OPINI: Mantan Narapidana, Kini Menjelang Pilkada: Kita Harus Waspada

Oleh: (Faturahman Djaguna) Mahasiswa Hukum Universitas Jenderal Achmad Yani Yogyakarta.

 

 

Mahabari.com – Dalam sistem demokrasi, partisipasi politik merupakan salah satu hak fundamental yang dimiliki oleh setiap warga negara, termasuk individu yang pernah menjalani hukuman pidana. Kendati, keterlibatan mantan narapidana dalam kontestasi politik, khususnya Pemilihan Kepala Daerah (Pilkada), memunculkan sejumlah persoalan yang memerlukan penghayatan dan pertimbangan. Hal ini disebabkan oleh adanya berbagai parameter yang harus dipertimbangkan secara berhati-hati sebelum memberikan akses penuh kepada mereka untuk berpartisipasi dalam proses demokrasi.
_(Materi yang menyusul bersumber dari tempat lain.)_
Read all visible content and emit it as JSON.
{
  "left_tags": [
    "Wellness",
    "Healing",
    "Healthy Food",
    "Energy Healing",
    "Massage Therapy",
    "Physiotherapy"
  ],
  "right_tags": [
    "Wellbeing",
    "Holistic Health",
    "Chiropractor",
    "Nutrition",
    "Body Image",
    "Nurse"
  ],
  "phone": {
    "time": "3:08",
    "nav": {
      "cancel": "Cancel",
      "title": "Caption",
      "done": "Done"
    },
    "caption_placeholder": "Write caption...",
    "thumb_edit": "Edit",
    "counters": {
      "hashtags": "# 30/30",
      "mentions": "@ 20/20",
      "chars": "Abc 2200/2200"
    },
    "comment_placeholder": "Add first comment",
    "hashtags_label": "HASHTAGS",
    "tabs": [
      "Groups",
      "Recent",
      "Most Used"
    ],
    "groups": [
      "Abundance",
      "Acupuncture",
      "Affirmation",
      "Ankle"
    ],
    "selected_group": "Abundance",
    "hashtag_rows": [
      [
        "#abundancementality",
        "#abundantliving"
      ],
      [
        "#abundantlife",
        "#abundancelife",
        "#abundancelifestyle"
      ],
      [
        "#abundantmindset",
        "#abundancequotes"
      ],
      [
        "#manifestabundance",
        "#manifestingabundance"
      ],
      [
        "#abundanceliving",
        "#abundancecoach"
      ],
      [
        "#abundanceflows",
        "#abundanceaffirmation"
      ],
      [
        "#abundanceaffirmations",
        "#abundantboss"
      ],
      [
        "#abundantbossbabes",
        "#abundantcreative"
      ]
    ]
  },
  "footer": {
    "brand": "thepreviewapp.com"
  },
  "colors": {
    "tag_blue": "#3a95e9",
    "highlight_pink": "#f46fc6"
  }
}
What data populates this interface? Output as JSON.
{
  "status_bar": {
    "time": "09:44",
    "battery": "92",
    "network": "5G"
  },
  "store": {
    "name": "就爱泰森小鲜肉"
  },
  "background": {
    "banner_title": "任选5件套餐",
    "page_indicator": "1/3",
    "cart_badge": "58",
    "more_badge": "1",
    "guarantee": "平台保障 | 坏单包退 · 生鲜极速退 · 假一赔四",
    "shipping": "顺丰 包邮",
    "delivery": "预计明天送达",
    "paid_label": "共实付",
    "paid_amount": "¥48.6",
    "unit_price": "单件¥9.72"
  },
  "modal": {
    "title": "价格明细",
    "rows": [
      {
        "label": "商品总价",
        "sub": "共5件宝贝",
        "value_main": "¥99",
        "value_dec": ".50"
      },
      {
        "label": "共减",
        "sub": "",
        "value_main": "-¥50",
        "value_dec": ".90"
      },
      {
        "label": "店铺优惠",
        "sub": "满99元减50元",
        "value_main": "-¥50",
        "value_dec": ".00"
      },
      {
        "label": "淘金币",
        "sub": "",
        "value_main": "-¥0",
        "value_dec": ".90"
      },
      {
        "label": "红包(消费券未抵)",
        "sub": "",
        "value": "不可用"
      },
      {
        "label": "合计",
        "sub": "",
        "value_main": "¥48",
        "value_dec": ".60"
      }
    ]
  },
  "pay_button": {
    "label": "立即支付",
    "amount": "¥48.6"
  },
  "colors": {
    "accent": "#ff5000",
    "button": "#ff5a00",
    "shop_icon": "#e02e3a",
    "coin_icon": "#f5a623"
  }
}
Namun pentingnya dilihat, yang pertama. Integritas moral dan etika dalam kepemimpinan merupakan aspek penting yang harus dimiliki oleh setiap calon pemimpin. Meskipun seseorang telah menjalani hukuman dan dianggap telah “bersih” di mata hukum, pertanyaan tentang moralitas dan kredibilitas mereka tetap valid. Masyarakat memiliki hak untuk mempertanyakan apakah seseorang yang pernah melanggar hukum mampu memimpin dengan jujur dan adil.

Yang kedua, Keterlibatan mantan narapidana dalam politik bisa menimbulkan preseden yang berbahaya. Ini dapat mengirimkan pesan bahwa pelanggaran hukum bukanlah hambatan untuk mencapai jabatan publik, yang pada gilirannya dapat merusak kepercayaan publik terhadap institusi politik. Jika masyarakat kehilangan kepercayaan, stabilitas politik bisa terganggu, dan ini akan berdampak negatif pada pemerintahan dan pembangunan daerah.

Ketiga adalah Rekam jejak seseorang adalah indikator penting dalam menilai kapabilitas mereka sebagai pemimpin. Masyarakat perlu diberikan akses yang jelas dan transparan mengenai latar belakang para calon pemimpin, termasuk riwayat kriminal mereka. Ini penting agar pemilih dapat membuat keputusan yang lebih informed, dengan mempertimbangkan risiko dan konsekuensi yang mungkin timbul jika memilih seorang mantan narapidana.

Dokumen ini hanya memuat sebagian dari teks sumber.